The Changing Landscape of Multiple Myeloma Treatment

Few disease states have experienced an increase in available therapeutic options occurring as rapidly as multiple myeloma. Four new agents have been approved for the disease state since 2015,1 and available clinical data show a variety of exciting doublet and triplet combinations available for patients with newly diagnosed, relapsed, or refractory disease. The 5-year survival rate for patients with multiple myeloma has increased from 34% in 2000 to 49% in 2016.2

To gain a better understanding of the newly available options for patients with this hematologic malignancy, Journal of Clinical Pathways spoke with Natalie S Callander, MD, professor of hematology/oncology at University of Wisconsin School of Medicine and Public Health (Madison, WI). Dr Callander contextualized the onslaught of new treatments, and discussed how a practicing hematologist or oncologist should best decide what treatment to use for each individual patient. She offered further insight into the continued use of long-existing treatments, such as autologous stem cell transplantation.

Patients with multiple myeloma frequently relapse or become refractory to treatment. What are some of the considerations that clinicians need to take into account for further treatment following a relapse or the development of refractory disease?

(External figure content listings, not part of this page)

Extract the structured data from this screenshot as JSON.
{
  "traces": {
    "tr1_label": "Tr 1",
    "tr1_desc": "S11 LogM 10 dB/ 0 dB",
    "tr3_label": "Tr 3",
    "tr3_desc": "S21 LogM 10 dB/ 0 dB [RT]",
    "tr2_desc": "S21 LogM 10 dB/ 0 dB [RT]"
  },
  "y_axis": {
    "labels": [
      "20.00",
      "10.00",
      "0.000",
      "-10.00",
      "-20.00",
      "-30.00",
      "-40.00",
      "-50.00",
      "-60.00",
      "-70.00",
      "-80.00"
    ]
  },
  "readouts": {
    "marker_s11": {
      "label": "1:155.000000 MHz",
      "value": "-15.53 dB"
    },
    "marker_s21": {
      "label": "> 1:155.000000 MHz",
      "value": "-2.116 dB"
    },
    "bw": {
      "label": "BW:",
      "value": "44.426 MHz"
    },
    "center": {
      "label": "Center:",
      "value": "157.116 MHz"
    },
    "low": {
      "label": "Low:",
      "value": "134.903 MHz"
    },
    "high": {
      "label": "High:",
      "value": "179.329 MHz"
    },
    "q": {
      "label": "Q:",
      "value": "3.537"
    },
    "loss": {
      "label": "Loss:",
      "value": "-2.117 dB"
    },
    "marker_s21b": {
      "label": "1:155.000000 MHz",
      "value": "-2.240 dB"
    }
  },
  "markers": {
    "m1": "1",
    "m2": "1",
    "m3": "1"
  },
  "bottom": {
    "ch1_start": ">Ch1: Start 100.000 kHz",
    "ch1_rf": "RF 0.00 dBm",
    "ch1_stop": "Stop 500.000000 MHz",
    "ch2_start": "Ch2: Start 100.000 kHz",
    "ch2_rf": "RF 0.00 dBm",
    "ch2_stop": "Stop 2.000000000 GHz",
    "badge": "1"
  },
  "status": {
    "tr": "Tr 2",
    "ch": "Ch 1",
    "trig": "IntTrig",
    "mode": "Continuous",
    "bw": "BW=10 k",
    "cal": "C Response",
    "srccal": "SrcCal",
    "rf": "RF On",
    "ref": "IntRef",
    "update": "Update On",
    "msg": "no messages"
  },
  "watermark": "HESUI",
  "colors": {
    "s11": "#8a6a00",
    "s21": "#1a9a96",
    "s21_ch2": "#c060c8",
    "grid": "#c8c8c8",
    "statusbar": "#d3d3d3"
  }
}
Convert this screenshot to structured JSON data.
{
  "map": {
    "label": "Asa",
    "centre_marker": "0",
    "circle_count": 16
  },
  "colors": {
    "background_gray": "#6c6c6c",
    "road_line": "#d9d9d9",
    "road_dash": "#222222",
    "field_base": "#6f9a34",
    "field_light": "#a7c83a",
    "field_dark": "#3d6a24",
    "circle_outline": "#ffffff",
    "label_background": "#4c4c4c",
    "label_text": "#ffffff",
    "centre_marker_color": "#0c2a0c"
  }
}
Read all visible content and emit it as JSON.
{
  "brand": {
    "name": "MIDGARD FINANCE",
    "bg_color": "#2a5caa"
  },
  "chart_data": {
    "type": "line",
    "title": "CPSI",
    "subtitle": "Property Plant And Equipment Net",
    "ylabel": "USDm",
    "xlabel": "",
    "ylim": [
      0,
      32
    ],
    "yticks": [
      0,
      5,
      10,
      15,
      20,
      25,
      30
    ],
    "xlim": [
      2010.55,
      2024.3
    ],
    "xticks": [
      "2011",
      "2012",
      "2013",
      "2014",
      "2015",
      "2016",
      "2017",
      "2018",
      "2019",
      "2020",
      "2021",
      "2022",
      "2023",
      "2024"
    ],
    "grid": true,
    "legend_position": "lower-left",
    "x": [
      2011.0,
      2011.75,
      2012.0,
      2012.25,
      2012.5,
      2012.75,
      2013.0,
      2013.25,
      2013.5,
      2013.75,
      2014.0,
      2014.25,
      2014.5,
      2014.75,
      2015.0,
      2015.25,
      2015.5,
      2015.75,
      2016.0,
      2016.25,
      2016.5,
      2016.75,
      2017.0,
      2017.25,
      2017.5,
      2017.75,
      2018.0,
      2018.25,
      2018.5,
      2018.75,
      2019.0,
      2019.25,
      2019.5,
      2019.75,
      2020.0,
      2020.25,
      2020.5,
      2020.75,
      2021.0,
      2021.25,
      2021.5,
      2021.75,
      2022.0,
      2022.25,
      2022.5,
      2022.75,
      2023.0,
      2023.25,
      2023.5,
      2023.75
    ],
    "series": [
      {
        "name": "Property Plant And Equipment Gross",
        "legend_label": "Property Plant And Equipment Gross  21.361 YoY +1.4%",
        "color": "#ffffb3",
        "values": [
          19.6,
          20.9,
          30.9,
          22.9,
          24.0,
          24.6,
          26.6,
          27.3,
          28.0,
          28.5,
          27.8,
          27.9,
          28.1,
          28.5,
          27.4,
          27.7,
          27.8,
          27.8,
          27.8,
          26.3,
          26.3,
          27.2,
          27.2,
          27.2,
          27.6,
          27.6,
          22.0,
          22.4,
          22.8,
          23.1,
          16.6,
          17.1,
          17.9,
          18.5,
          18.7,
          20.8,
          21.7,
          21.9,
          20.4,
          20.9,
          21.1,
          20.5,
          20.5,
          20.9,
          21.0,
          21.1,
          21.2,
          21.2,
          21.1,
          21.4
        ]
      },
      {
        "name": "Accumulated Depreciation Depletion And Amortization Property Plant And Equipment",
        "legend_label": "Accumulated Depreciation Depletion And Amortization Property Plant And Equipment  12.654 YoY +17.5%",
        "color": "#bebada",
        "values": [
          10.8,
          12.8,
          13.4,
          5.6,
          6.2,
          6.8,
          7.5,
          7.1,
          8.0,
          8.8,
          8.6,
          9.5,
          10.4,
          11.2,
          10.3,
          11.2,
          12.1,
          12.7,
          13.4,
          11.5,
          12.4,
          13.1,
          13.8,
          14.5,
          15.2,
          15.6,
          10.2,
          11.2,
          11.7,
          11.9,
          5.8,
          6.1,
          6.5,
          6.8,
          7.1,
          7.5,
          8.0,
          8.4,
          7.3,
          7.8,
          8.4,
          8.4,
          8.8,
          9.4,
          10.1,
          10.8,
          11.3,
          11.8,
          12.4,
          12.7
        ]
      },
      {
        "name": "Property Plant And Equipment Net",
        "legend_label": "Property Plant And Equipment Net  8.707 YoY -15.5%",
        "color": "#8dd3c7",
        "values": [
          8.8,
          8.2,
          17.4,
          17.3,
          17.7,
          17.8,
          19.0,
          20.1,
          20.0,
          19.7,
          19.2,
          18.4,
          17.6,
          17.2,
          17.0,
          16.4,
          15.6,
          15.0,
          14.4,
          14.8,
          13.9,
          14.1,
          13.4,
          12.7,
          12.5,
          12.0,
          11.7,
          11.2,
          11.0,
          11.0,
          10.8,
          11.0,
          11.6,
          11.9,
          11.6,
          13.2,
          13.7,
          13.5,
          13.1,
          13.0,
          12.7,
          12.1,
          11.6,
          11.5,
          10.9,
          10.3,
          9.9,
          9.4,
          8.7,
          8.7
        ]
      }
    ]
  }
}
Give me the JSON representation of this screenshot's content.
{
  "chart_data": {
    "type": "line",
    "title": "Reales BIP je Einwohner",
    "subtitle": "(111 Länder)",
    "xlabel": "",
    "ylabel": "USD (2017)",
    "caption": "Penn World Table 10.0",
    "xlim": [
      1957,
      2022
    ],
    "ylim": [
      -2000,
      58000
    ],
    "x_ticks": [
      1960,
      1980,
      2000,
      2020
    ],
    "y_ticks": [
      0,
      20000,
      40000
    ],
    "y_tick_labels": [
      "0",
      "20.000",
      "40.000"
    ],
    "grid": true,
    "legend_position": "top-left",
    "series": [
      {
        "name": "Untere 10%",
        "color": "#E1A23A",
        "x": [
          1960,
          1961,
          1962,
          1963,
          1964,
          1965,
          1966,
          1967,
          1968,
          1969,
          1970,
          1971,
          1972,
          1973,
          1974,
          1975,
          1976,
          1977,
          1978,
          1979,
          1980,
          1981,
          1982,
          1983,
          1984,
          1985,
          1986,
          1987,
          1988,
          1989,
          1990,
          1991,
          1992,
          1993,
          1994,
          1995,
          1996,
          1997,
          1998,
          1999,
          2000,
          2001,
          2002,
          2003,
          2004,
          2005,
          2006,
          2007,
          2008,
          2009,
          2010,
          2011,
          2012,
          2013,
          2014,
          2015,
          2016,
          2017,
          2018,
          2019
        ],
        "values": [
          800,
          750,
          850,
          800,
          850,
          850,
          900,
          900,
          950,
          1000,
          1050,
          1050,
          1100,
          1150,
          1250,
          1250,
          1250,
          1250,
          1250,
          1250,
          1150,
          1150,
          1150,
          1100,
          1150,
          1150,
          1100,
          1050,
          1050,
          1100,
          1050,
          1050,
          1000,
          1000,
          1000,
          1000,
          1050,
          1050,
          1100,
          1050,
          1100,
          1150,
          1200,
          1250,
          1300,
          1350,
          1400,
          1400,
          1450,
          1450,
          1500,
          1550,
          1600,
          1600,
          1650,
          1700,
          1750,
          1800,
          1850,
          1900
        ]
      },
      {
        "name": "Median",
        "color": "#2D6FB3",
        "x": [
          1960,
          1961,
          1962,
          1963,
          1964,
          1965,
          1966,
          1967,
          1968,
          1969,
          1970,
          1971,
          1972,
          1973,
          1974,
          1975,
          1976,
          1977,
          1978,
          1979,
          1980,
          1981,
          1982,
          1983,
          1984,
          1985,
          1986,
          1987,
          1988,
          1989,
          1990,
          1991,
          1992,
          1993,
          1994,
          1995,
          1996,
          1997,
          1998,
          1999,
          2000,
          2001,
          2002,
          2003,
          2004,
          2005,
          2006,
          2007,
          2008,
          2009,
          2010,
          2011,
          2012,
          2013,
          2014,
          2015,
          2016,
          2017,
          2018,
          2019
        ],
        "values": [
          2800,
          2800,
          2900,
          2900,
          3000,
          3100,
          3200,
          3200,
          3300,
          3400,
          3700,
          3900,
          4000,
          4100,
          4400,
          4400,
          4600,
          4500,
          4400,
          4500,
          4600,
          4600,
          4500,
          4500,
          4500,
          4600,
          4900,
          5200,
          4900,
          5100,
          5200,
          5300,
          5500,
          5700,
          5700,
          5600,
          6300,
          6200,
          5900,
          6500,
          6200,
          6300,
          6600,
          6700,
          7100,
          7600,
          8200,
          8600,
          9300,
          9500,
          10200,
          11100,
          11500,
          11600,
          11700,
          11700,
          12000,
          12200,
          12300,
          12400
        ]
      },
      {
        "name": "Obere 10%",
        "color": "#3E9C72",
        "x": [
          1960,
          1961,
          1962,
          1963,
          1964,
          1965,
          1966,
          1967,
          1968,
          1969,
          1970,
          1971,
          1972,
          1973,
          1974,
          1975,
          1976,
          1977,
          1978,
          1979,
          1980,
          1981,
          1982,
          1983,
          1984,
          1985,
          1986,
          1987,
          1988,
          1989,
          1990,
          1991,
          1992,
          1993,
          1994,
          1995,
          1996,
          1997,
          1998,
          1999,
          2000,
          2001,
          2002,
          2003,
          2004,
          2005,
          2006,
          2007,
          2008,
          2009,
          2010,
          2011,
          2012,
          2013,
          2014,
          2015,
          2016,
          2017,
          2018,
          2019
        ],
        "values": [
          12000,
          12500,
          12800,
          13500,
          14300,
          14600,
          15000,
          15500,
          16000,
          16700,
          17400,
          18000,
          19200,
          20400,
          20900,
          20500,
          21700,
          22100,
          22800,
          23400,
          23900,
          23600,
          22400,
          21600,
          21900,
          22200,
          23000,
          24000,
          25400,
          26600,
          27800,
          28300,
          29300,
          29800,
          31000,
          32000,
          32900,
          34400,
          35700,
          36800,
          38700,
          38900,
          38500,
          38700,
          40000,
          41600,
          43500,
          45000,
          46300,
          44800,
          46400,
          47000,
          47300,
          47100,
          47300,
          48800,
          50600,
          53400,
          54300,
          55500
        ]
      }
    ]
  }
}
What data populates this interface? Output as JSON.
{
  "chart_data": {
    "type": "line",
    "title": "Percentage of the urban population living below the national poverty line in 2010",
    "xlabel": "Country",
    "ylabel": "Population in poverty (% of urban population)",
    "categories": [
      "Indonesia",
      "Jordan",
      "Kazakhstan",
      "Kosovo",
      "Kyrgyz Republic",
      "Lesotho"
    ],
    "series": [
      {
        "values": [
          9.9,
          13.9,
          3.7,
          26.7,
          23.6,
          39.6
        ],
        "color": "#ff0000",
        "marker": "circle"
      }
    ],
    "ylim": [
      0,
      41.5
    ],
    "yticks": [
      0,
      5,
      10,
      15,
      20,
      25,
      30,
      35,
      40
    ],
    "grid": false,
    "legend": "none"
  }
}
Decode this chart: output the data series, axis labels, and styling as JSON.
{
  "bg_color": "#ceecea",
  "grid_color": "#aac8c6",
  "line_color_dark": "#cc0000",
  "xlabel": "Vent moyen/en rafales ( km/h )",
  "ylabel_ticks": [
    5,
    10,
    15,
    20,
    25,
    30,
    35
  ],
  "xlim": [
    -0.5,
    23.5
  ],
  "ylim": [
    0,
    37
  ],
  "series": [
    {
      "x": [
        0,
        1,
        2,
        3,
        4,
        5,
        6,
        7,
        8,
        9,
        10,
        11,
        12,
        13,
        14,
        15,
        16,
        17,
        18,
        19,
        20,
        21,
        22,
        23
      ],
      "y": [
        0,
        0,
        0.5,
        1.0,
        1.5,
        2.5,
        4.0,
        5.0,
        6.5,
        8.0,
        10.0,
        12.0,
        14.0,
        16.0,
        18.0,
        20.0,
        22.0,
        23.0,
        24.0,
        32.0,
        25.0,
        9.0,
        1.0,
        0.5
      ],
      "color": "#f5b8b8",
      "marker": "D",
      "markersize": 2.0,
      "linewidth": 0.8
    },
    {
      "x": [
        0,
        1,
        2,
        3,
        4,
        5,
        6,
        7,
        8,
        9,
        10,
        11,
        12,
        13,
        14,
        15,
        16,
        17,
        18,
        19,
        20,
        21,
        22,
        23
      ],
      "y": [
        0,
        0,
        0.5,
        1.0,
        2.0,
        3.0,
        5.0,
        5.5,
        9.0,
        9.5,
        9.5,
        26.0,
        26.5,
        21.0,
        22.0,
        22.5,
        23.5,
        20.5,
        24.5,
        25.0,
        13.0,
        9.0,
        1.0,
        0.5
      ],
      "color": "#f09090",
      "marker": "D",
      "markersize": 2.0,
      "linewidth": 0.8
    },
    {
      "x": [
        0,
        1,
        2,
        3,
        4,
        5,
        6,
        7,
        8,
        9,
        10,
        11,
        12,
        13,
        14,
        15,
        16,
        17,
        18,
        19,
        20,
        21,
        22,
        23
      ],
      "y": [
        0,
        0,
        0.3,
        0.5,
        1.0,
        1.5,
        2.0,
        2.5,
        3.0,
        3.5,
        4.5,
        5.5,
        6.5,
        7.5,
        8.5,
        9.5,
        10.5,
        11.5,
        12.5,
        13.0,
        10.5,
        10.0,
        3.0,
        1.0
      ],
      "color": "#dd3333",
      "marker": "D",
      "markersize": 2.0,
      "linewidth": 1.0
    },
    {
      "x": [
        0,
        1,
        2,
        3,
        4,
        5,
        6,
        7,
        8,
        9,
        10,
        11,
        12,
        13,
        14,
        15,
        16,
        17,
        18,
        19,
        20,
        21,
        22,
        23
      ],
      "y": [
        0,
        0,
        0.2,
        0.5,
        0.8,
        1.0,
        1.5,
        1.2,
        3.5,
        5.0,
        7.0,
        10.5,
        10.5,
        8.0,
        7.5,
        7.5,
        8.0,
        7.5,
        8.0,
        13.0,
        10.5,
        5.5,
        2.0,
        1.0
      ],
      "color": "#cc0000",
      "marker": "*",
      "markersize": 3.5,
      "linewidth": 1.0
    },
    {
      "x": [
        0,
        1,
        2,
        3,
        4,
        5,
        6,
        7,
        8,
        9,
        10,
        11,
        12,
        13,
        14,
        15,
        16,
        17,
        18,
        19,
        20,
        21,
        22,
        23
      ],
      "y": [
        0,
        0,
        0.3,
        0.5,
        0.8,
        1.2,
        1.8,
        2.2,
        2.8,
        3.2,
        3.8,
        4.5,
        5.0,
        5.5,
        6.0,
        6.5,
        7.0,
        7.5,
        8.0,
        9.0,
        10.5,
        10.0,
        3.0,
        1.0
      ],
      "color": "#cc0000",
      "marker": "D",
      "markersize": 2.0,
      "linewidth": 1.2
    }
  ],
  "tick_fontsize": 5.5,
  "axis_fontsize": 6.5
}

There are some basic rules that many people know. There are lots of talking points out there about how to treat patients with relapsed multiple myeloma, and I think that is a reflection on how complicated this has become, in part because we are doing so much better and people are living so much longer. It also has to do with the fact that we have a lot more treatment choices than we ever used to have, but it can be confusing for people to try and figure out what we should be doing. The first consideration is what kind of relapse you are dealing with. The International Myeloma Working Group put out some guidelines that basically tried to define relapse for myeloma, and used some pretty standard definitions for clinical relapse. That would be a new bone lesion or a fracture, or if the patient has a plasma cytoma; if they present with hyperkalemia or new anemia, or other symptoms that suggest progressive myeloma, such as renal failure. Those are very straightforward, in the sense that patients are clearly having a relapse.

Beyond that, there are more subtle relapses, which people are now terming “biochemical progression.” These are situations where patients really are asymptomatic, but they are starting to show elevations of their monoclonal proteins or their light chains, and you wonder whether you should do something or not. There are some considerations for both groups. Certainly people who have clinical relapse with a new event needs a new intervention — I don’t think that is something to be debated. With a biochemical relapse, there are some more considerations about whether or not the patient can actually be watched for a while. I think that is appropriate when people appear to have a more indolent relapse.

The other question of what is appropriate is, what was their myeloma like in the beginning? Patients who have the revised International Staging System3 stage III disease, or who have bad cytogenetics, or plasma cell leukemia tend to relapse with very aggressive disease. Those are not the patients you are going to watch. Those are certainly the patients that you are going to intervene upon, even if you just have a biochemical response, because they tend to be so refractory. The other considerations can be: are they healthy? Are there other issues? Are they still recovering from side effects from previous treatments? Apart from biochemical vs clinical relapse, a lot of people really pay attention to how long it has been since last treatment. If someone is progressing while in the middle of receiving an aggressive triplet treatment, that is definitely a different situation from someone who was just on observation or low-dose maintenance.

On top of all this, I live and work in a quite rural state, and there are questions I need to ask about this when I am planning treatment. Can the patient get to clinic? Do they have insurance coverage for some of the more expensive oral agents? What is their frailty like—are they what we would consider a frail patient vs a robust patient? And maybe the most important question is, what is the availability for a clinical research trial that might be most appropriate for the patient? This is something of a long list, but I think all of these have to be taken into account.